Pendekatan kesejahteraan mengalami resistensi karena soal Papua masih menggunakan pendekatan keamanan. Terdapat  kontradiksi, Presiden melakukan pendekatan pembangunan  berorientasi kesejahteraan pada satu pihak  tapi dilain pihak  masih mengandalkan pendekatan keamanan untuk menumpas pemberontak KST.

Menurut pendapat saya selama pendekatan keamanan masih dominan dan tak ada kompromi dan dialog interaktif dengan berbagai kalangan dan sebutan KST tidak ditinjau maka  selama itu ada dua hal  pertama, bahwa pendekatan pembangunan yang berfokus pada peningkatan kesejahteraan yang telah dirancang tak pernah akan berhasil dihati dan pikiran  masyarakat Papua.
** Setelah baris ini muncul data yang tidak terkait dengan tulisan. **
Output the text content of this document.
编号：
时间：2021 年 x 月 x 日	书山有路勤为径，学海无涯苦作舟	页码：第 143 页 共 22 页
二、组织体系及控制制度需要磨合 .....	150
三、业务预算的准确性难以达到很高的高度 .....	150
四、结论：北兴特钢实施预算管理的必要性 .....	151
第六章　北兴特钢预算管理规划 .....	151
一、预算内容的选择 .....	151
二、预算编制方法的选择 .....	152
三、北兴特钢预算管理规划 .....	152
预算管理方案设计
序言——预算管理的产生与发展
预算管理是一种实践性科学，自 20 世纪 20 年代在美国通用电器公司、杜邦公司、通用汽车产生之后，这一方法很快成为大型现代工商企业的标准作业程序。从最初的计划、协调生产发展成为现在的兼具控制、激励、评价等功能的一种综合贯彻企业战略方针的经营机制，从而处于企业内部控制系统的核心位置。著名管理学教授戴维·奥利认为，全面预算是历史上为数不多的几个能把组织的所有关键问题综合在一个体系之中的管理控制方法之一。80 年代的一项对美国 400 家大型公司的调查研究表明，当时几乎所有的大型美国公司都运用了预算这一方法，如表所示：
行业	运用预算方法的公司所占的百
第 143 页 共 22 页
Kedua, sudah saatnya Pemerintah  mesti mengakhiri  pendekatan keamanan dan berinisiatif melakukan upaya politik seperti tesis  Ted Robert Gurr untuk menyelesaikan konflik bersenjata di Papua. Itulah usulan saya kepada Panglima TNI yang baru Jenderal Andika Perkasa. Menyelesaikan pertempuran tanpa peperangan.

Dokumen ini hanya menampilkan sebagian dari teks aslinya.